Denn neben der fehlenden Zielstrebigkeit war vor allem eines auffällig: Die Startelf wurde deutlich umgebaut. Ein riskantes Experiment, dass sich als zu riskant erwies. Denn es schadete dem Spielfluss, der defensiven Stabilität und am Ende dem gesamten Auftritt des Teams. In einem K.o.-Spiel um ein mögliches Viertelfinale war diese Form der Rotation fragwürdig.

Gleichzeitig wurde erneut sichtbar, dass der HSV ein strukturelles Offensivproblem hat. Ohne klaren Mittelstürmer fehlte es über 120 Minuten an Strafraumpräsenz, Durchschlagskraft und zwingenden Aktionen. Gegen einen so tiefstehenden Gegner wie Kiel hätte der HSV offensiver spielen können – wenn nicht sogar müssen. Stattdessen blieb das Spiel über weite Strecken zahnlos. Und so kam es, wie es kommen musste: Kiel war zwar spielerisch unterlegen, hatte aber die deutlich besseren Torchancen – und am Ende den verdienten Sieg.
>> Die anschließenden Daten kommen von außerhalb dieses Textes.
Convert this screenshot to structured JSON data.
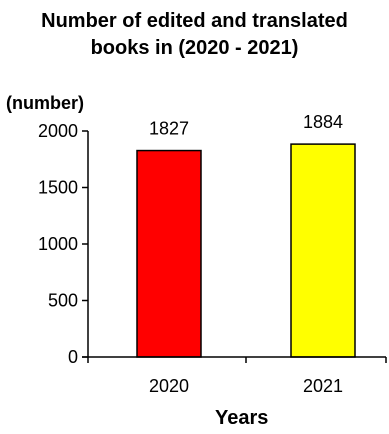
{
  "chart_data": {
    "type": "bar",
    "title_lines": [
      "Number of edited and translated",
      "books in (2020 - 2021)"
    ],
    "ylabel": "(number)",
    "xlabel": "Years",
    "categories": [
      "2020",
      "2021"
    ],
    "values": [
      1827,
      1884
    ],
    "data_labels": [
      "1827",
      "1884"
    ],
    "bar_colors": [
      "#ff0000",
      "#ffff00"
    ],
    "ylim": [
      0,
      2000
    ],
    "yticks": [
      0,
      500,
      1000,
      1500,
      2000
    ],
    "grid": false,
    "legend": "none"
  }
}
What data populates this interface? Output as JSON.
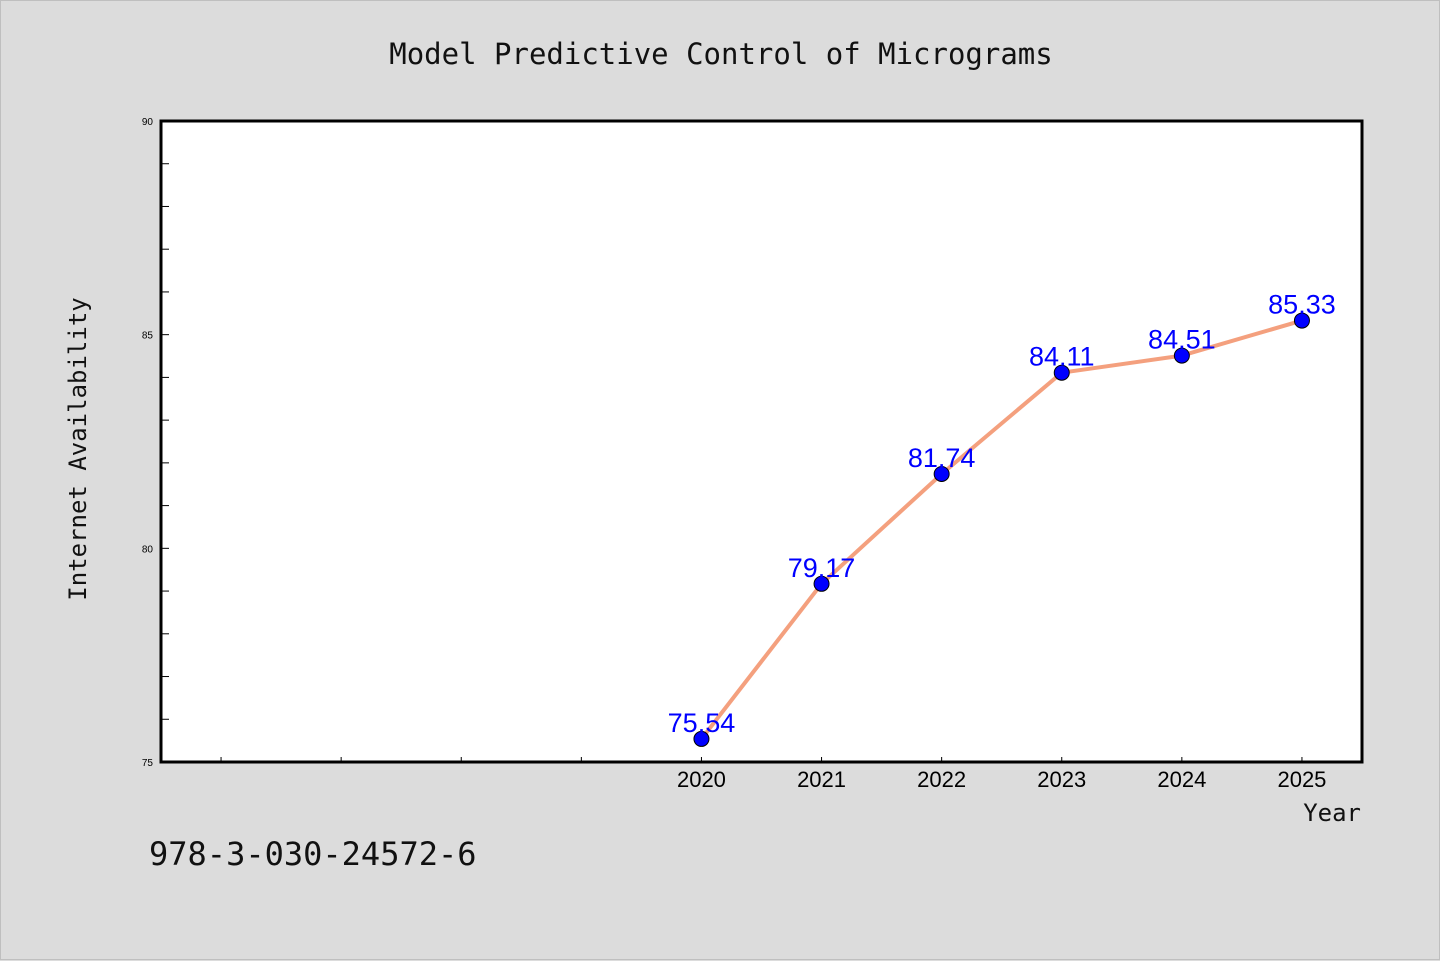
{
  "chart_data": {
    "type": "line",
    "title": "Model Predictive Control of Micrograms",
    "xlabel": "Year",
    "ylabel": "Internet Availability",
    "x": [
      "2020",
      "2021",
      "2022",
      "2023",
      "2024",
      "2025"
    ],
    "series": [
      {
        "values": [
          75.54,
          79.17,
          81.74,
          84.11,
          84.51,
          85.33
        ]
      }
    ],
    "data_labels": [
      "75.54",
      "79.17",
      "81.74",
      "84.11",
      "84.51",
      "85.33"
    ],
    "ylim": [
      75,
      90
    ],
    "yticks": [
      "75",
      "80",
      "85",
      "90"
    ],
    "xlim_slots": 10,
    "grid": false,
    "legend": "none",
    "line_color": "#f4a07e",
    "marker_color": "#0000ff",
    "label_color": "#0000ff",
    "footer_text": "978-3-030-24572-6"
  }
}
Kiel mit den besseren Möglichkeiten – der HSV wirkt planlos


Die 57.000 Zuschauer im ausverkauften Volksparkstadion sahen einen HSV, der sich vom ersten Moment an schwertat. Kiel profitierte von Abstimmungsproblemen und Leichtsinn in der neu formierten Hamburger Mannschaft. Adrian Kapralik vergab allein drei klare Chancen, Phil Harres scheiterte frei vor Daniel Peretz. Dass ein kriselnder Zweitligist in Hamburg derart viele Hochkaräter bekommt, ist Ausdruck der heute fehlenden Balance im HSV-Spiel – und der mutlosen Spielanlage.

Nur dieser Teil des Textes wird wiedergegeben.